PERGUNTA: Em todas as religiões, advoga-se a oração, como coisa necessária. Que dizeis acerca da oração?
KRISHNAMURTI: Não importa o que eu possa dizer a respeito de oração, porque então o que digo se torna meramente uma opinião oposta a outra opinião, e opinião nenhuma tem validade. Mas o que se pode fazer é investigar os fatos.
Que se entende por oração? Em parte, a oração é súplica, petição, desejo. Quando vos vedes em tribulação, aflição, e desejais ser confortado, rezais. Estais confusos, e desejais claridade. Os livros não vos satisfazem, o guru não vos dá o que desejais, e portanto recorreis à oração — a súplica silenciosa ou recitação de frases.
Ora bem, se ficais repetindo certas palavras e frases, vereis que a mente se tornará muito quieta. É um evidente fato psicológico que a quietude da mente superficial é produzida pela repetição. E, aí, que acontece? O inconsciente pode ter uma solução para o problema que está agitando a mente superficial. Estando esta tranquila, pode o inconsciente transmitir-lhe a sua solução e dizemos, então: "Deus me atendeu". É com efeito, fantástico — se nos pomos a pensar no assunto — é fantástico ver-se essa mente pequenina, banal, que se acha num estado de tribulação por ela própria provocada, esperar uma resposta daquele "outro estado" — o imensurável, o desconhecido. Mas nossa petição é deferida, achamos uma solução, e ficamos satisfeitos. Este é um dos aspectos da oração.
Agora, rezais quando sois felizes? Quando estais apercebidos dos sorrisos e das lágrimas dos que vos cercam; quando vedes o céu límpido e risonho, as montanhas, os campos cheios de riquezas, os movimentos ligeiros das aves; quando há alegria e deleite no vosso coração — rezais então?

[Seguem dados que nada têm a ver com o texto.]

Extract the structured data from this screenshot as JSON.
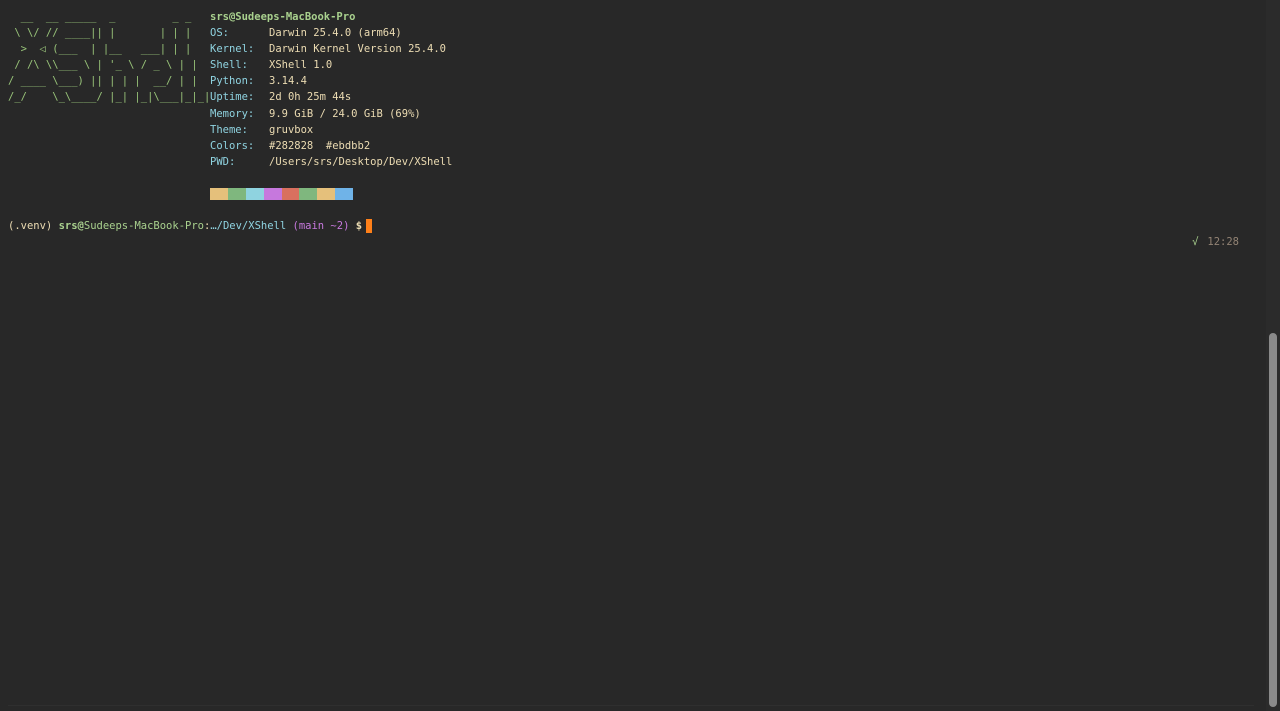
{
  "ascii_logo": "  __  __ _____  _         _ _ \n \\ \\/ // ____|| |       | | |\n  >  ◁ (___  | |__   ___| | |\n / /\\ \\\\___ \\ | '_ \\ / _ \\ | |\n/ ____ \\___) || | | |  __/ | |\n/_/    \\_\\____/ |_| |_|\\___|_|_|",
  "info": {
    "title": "srs@Sudeeps-MacBook-Pro",
    "rows": [
      {
        "key": "OS:",
        "value": "Darwin 25.4.0 (arm64)"
      },
      {
        "key": "Kernel:",
        "value": "Darwin Kernel Version 25.4.0"
      },
      {
        "key": "Shell:",
        "value": "XShell 1.0"
      },
      {
        "key": "Python:",
        "value": "3.14.4"
      },
      {
        "key": "Uptime:",
        "value": "2d 0h 25m 44s"
      },
      {
        "key": "Memory:",
        "value": "9.9 GiB / 24.0 GiB (69%)"
      },
      {
        "key": "Theme:",
        "value": "gruvbox"
      },
      {
        "key": "Colors:",
        "value": "#282828  #ebdbb2"
      },
      {
        "key": "PWD:",
        "value": "/Users/srs/Desktop/Dev/XShell"
      }
    ]
  },
  "swatch_colors": [
    "#e5c07b",
    "#7fb77e",
    "#8fd3e0",
    "#c678dd",
    "#d9705f",
    "#7fb77e",
    "#e5c07b",
    "#6fb3e8"
  ],
  "prompt": {
    "venv": "(.venv) ",
    "user": "srs",
    "at": "@",
    "host": "Sudeeps-MacBook-Pro",
    "sep": ":",
    "path": "…/Dev/XShell",
    "git": " (main ~2)",
    "dollar": " $"
  },
  "status": {
    "check": "√",
    "time": "12:28"
  },
  "colors": {
    "background": "#282828",
    "foreground": "#ebdbb2",
    "cursor": "#fe8019"
  }
}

Não o fazeis, naturalmente. Entretanto, ser sensível às belezas da terra e também às suas misérias e sofrimentos, estar apercebido de tudo o que se passa em derredor — isso também, por certo, é uma forma de oração. Talvez tenha mesmo muito mais significação, um valor muito mais alto, porquanto poderá varrer-nos do espírito as teias-de-aranha da memória, os impulsos vingativos, enfim todas as estúpidas acumulações do "eu". Mas uma mente que se acha ocupada consigo mesma e seus próprios desígnios, que está cativa de crenças, dogmas, temores, ciúmes, ambições, avidez, inveja — essa mente de modo nenhum pode estar apercebida desta coisa maravilhosa que se chama a vida. Ela está presa nas correntes de sua própria atividade egocêntrica; e quando essa mente ora, seja pedindo uma geladeira, seja pedindo solução para os seus problemas, ela continua pequenina, ainda que suas orações sejam atendidas.
Tudo isso suscita a questão da meditação, não é verdade? A meditação é evidentemente necessária. A meditação é uma coisa extraordinária, mas em geral não sabemos o que é meditar. Só nos interessa saber como meditar, praticar um método ou sistema que nos faça ganhar alguma coisa, "realizar" o que chamamos Paz, Deus. Nunca nos interessou descobrir o que é meditação e quem é o meditador. Mas se começarmos a investigar o que é meditação, talvez venhamos a saber o que é meditar. O investigar da meditação é meditação. Mas para poderdes investigar o que é meditação, não deveis estar seguindo sistema algum porque, em tal caso, a vossa meditação fica condicionada pelo sistema. Para se poder explorar a fundo este problema da meditação, todos os sistemas têm de desaparecer. Só uma mente livre pode explorar; e o próprio mecanismo de libertar a mente, para explorar, é meditação.